Although, to call it a singularly park would be a mistake. Hangang Park is actually divided up into 12 smaller parks, each of which has its own specialties. Built through 1982-86, they were created as part of the Hangang River Development Project, aimed at developing an environmentally friendly space for Seoulites and foreigners alike to visit. The improvement of the entire Hangang area continues to this day and is meant to continue until 2030, with the Hangang Renaissance Project. This consistent development has made the parks of the Han River incredibly popular places to hang out and provide some iconic sights as well. The river itself has never been used industrially, due to it’s proximity to North Korea. This means that the river and the areas surrounding its banks are reserved solely for recreation.
Probably the most instantly recognizable of the parks is Banpo Hangang park, most likely because of Banpo Bridge and it’s beautiful illuminated water displays. It’s a popular filming place for many a drama too, so fans will be able to spot plenty of recognizable locations on a stroll through the area. There’s also the floating islands, or Some Sevit, which from which boat cruises set sail. Banpo Hangang Park is the perfect location to sit down on the grass in one of it’s large, open picnic spots and watch the water show as the sunsets. And of course, who can forget one of the most unique aspects of going for a picnic at a park in Seoul? No need to take your own food. Takeaway restaurants will bring your orders directly to you or meet you at the entrance of the park, so you can grab whatever tasty snack you want.
That’s not the only option for food, though. The many parks provide the perfect spaces for festivals – from large, yearly events such as the Nanji Hangang Park Festival to smaller food festivals littered with stalls and trucks selling an array of street food.

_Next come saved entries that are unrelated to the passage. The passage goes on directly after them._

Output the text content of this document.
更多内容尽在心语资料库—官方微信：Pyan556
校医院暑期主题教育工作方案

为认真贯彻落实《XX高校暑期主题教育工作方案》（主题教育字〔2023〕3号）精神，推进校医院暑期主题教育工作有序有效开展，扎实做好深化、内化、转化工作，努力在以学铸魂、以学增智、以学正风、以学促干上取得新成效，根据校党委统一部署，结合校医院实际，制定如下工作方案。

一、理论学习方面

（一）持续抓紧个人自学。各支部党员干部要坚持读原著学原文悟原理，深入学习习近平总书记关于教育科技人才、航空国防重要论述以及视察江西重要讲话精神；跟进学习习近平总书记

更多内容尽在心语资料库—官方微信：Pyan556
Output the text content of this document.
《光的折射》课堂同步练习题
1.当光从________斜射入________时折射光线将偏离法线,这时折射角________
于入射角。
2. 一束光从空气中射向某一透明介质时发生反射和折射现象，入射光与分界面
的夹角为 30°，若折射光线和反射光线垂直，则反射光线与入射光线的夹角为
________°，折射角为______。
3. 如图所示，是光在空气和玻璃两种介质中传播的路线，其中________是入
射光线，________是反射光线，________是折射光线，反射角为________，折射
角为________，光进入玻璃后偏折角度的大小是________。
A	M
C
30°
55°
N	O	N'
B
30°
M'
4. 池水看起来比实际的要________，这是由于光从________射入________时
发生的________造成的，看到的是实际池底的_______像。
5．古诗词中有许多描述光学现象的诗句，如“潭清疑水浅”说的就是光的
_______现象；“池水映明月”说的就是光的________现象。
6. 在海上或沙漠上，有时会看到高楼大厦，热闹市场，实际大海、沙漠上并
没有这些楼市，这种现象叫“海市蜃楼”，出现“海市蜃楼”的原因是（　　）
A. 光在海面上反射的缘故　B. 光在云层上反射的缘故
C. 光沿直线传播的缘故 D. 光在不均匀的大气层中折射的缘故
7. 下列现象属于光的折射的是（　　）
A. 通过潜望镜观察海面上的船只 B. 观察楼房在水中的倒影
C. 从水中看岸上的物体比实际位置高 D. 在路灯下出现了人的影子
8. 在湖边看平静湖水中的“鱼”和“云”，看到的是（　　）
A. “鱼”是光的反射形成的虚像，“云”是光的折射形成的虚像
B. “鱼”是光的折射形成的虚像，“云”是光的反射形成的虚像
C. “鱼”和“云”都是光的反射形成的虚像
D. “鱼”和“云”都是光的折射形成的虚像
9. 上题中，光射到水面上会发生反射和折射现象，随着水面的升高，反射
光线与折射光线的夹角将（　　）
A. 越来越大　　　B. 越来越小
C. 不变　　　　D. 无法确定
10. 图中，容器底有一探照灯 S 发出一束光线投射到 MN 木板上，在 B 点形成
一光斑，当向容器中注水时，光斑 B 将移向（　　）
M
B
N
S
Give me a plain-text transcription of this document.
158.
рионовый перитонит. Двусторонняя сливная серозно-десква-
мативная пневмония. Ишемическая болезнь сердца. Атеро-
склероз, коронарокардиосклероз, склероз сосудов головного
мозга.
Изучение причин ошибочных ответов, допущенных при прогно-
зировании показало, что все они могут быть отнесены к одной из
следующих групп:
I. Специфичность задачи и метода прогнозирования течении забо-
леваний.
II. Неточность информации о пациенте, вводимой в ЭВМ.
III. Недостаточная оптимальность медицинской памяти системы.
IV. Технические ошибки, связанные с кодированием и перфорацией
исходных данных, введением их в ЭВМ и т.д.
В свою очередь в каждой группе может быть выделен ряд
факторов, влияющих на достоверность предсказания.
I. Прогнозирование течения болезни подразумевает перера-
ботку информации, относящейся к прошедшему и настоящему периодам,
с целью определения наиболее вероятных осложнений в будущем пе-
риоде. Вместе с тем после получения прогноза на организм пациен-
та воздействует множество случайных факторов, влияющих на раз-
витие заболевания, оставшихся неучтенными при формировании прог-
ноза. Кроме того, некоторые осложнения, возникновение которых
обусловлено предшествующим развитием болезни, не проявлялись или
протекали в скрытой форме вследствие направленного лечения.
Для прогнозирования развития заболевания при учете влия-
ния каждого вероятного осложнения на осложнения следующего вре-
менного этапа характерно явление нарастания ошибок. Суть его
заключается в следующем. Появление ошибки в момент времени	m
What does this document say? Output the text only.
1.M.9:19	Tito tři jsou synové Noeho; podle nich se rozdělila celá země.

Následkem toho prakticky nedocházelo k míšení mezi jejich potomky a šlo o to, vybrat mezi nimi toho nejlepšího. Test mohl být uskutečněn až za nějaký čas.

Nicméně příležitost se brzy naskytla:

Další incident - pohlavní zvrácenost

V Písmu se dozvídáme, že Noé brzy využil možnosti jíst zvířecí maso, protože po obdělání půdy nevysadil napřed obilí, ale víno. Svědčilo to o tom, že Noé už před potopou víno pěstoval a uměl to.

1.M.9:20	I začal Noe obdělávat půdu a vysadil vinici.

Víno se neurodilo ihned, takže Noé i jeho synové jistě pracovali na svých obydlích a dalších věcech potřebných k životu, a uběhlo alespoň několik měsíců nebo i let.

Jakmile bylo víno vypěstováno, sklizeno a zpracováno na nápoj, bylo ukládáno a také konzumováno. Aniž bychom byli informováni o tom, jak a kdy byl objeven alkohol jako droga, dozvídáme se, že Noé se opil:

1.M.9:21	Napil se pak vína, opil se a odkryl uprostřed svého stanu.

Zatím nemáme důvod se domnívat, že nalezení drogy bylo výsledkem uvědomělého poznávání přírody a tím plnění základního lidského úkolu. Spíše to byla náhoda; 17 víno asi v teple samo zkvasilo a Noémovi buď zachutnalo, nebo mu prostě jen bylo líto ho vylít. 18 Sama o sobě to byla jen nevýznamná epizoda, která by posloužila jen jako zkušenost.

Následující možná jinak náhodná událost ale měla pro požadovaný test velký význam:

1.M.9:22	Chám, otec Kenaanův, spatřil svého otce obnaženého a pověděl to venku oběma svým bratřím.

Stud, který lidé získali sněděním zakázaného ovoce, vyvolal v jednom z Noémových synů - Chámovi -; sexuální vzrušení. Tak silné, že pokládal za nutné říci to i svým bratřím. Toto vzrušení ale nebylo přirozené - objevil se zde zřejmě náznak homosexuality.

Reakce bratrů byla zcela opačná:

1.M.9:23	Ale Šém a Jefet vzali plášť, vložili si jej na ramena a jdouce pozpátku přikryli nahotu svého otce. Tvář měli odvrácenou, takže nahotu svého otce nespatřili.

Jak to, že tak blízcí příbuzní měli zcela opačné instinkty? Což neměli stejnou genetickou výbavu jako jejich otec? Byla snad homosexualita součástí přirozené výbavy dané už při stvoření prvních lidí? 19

In fact, Nanji Hangang Park is one of the most varied areas there is. The site has access to the huge World Cup Park, which is covered in flower fields and even forested areas. There’s also an infinity pool to check out if your thinking about going for a playful swim in shallower waters, and a campsite next to an ecological wetland. Despite all this, it’s a relatively quiet spot as it’s a bit more tucked away from easy transport than some of the other parks.
Another more popular location for the exact opposite reason, Yeouido Hangang Park is one of the most visited areas, and the most promoted. Thousands of people flock to picnic on its green expanses, and a number of art installations often appear as part of the Han River Art Project. Because of its size, this park also plays host to a number of festivals. The most prominent of this is the Seoul International Fireworks Festival. It’s a massively popular event, leading the area to fill up with spectators all gathering to get the best view of the spectacular show.
Ttukseom Hangang Park is another spot that might be recognizable to those who watch a lot of K-Dramas. One of its highlights is called the J-Bug Culture Complex – a building so named because it’s shaped like a giant centipede. With a cafe and seating spots, its a great place to go to watch the river go by outside as well as having access to the lovely outdoor space just beyond.
Each of the areas that make up Hangang Park provides something a little different and something for everyone. For more art installations and sports areas, Ichon Hangang Park is the place to go; Mangwon Hangang Park offers a chance to see a giant ship and submarine docked in Seoul Battleship Park; Or if you’d like to take a ride on some traditional Korean boats to Seonyudo island, head to Yanghwa Hangang Park during the Hangang Summer Festival; For a less developed, off the beaten track adventure, Gangseo Hangang park is the place to go. The list goes on to include Jamsil, Gwangnaru, and Jamwon parks too.
Seoul may be one of the busiest, most advanced cities in the world, but that doesn’t mean it lacks for its beauty spots. The Hangang parks prove that the cultural and recreational development of the city is alive and well, and will only grow as the years go by. If you get a chance to visit, try to make a stop in every park you see, or grab a bike rental and cycle your way across each. There will be something new to find in every single one.